I paused. We'd already talked about how David was part of my past as an artist and that there was nothing he could do to my career, no matter what he said. To say no to having my new paintings displayed would mean that David won.

"I will," I said, feeling the tightness in my chest disappear the moment I uttered the words. I heaved a sigh of relief, glad to get it over with, though something else came to me then.

"Erik, were you ever going to file trespassing charges against Serena?"

This time, the pause was his.

He exhaled. "I'm not."

"Why? I know it's a long time ago now, but she-"

"I'd be overreacting if I did file charges against her, Sam," Erik said. "It was a misunderstanding. Nothing more."

"It was not a misunderstanding, Erik," I said, suddenly angry as I remembered the words she said to me when she entered the house like she lived there, insinuating I was some one-night-stand, or worse, a hooker. "She entered your house without your permission and she insulted me."

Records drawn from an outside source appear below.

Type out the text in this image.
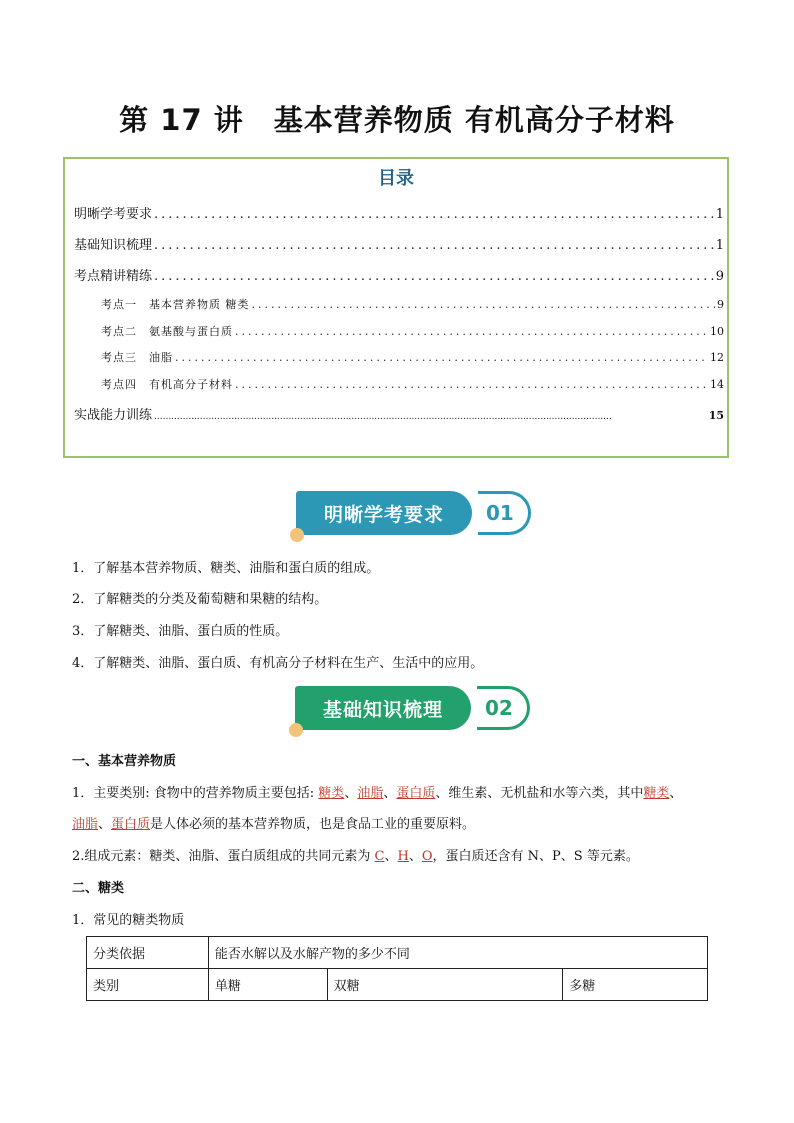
第 17 讲　基本营养物质 有机高分子材料
目录
明晰学考要求 .....	1
基础知识梳理 .....	1
考点精讲精练 .....	9
考点一　基本营养物质 糖类 .....	9
考点二　氨基酸与蛋白质 .....	10
考点三　油脂 .....	12
考点四　有机高分子材料 .....	14
实战能力训练 .....	15
明晰学考要求	01
1．了解基本营养物质、糖类、油脂和蛋白质的组成。
2．了解糖类的分类及葡萄糖和果糖的结构。
3．了解糖类、油脂、蛋白质的性质。
4．了解糖类、油脂、蛋白质、有机高分子材料在生产、生活中的应用。
基础知识梳理	02
一、基本营养物质
1．主要类别: 食物中的营养物质主要包括: 糖类、油脂、蛋白质、维生素、无机盐和水等六类，其中糖类、
油脂、蛋白质是人体必须的基本营养物质，也是食品工业的重要原料。
2.组成元素：糖类、油脂、蛋白质组成的共同元素为 C、H、O，蛋白质还含有 N、P、S 等元素。
二、糖类
1．常见的糖类物质
分类依据	能否水解以及水解产物的多少不同		
类别	单糖	双糖	多糖
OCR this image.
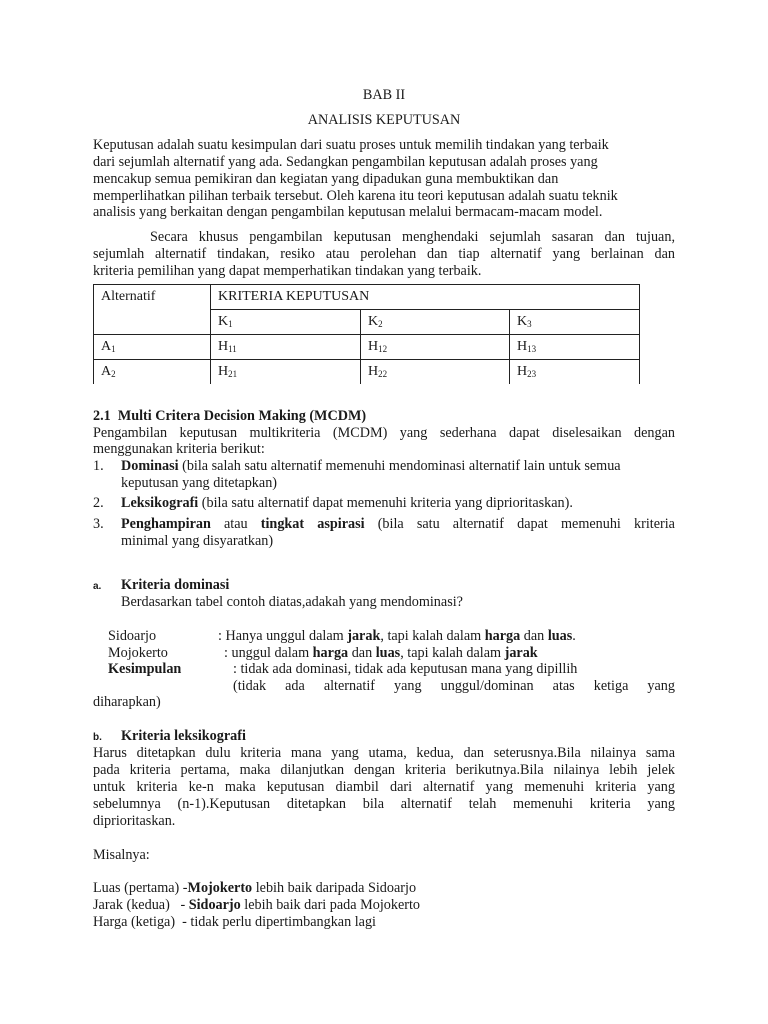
BAB II
ANALISIS KEPUTUSAN
Keputusan adalah suatu kesimpulan dari suatu proses untuk memilih tindakan yang terbaik
dari sejumlah alternatif yang ada. Sedangkan pengambilan keputusan adalah proses yang
mencakup semua pemikiran dan kegiatan yang dipadukan guna membuktikan dan
memperlihatkan pilihan terbaik tersebut. Oleh karena itu teori keputusan adalah suatu teknik
analisis yang berkaitan dengan pengambilan keputusan melalui bermacam-macam model.
Secara khusus pengambilan keputusan menghendaki sejumlah sasaran dan tujuan,
sejumlah alternatif tindakan, resiko atau perolehan dan tiap alternatif yang berlainan dan
kriteria pemilihan yang dapat memperhatikan tindakan yang terbaik.
Alternatif	KRITERIA KEPUTUSAN		
	$K_1$	$K_2$	$K_3$
$A_1$	$H_{11}$	$H_{12}$	$H_{13}$
$A_2$	$H_{21}$	$H_{22}$	$H_{23}$
2.1 Multi Critera Decision Making (MCDM)
Pengambilan keputusan multikriteria (MCDM) yang sederhana dapat diselesaikan dengan
menggunakan kriteria berikut:
1. Dominasi (bila salah satu alternatif memenuhi mendominasi alternatif lain untuk semua
keputusan yang ditetapkan)
2. Leksikografi (bila satu alternatif dapat memenuhi kriteria yang diprioritaskan).
3. Penghampiran atau tingkat aspirasi (bila satu alternatif dapat memenuhi kriteria
minimal yang disyaratkan)
a. Kriteria dominasi
Berdasarkan tabel contoh diatas,adakah yang mendominasi?
Sidoarjo	: Hanya unggul dalam jarak, tapi kalah dalam harga dan luas.
Mojokerto	: unggul dalam harga dan luas, tapi kalah dalam jarak
Kesimpulan	: tidak ada dominasi, tidak ada keputusan mana yang dipillih
(tidak ada alternatif yang unggul/dominan atas ketiga yang
diharapkan)
b. Kriteria leksikografi
Harus ditetapkan dulu kriteria mana yang utama, kedua, dan seterusnya.Bila nilainya sama
pada kriteria pertama, maka dilanjutkan dengan kriteria berikutnya.Bila nilainya lebih jelek
untuk kriteria ke-n maka keputusan diambil dari alternatif yang memenuhi kriteria yang
sebelumnya (n-1).Keputusan ditetapkan bila alternatif telah memenuhi kriteria yang
diprioritaskan.
Misalnya:
Luas (pertama) -Mojokerto lebih baik daripada Sidoarjo
Jarak (kedua)   - Sidoarjo lebih baik dari pada Mojokerto
Harga (ketiga)  - tidak perlu dipertimbangkan lagi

"I'm sorry she insulted you, Sam," Erik said. "I've never talked to her about it because I haven't had a chance to catch her alone in the clinic - which is the only place I'd like to see her from here on. But I will talk to her-"

"I can't believe you're taking her side."

"I'm not taking her side," Erik said. "I'm being objective about the whole thing-"

"Fine," I snapped, hanging up the phone before Erik could finish, though I regretted it immediately.

I was jealous, I thought, confused over why he would defend Serena, almost protecting her. I wondered if she'd denied it when he talked to her. Did she tell Erik that I had made it all up? Remembering her words, I wondered if rebounds lasted more than six weeks. I knew my fears were childish. It wasn't as if Erik and I hadn't just spent just about every non-working moment of the last six weeks together, but I had to admit that I was scared of Serena, of her hold over Erik after their all their years together.

It reminded me of David's hold over me.

A few minutes later, I called Erik back, but he'd turned off his phone and my call went straight to his voicemail. "I'm sorry for hanging up on you," I said. "I guess I'm just jealous, that's all." And I'm scared to death that I'm the rebound girl, just as Serena said I was.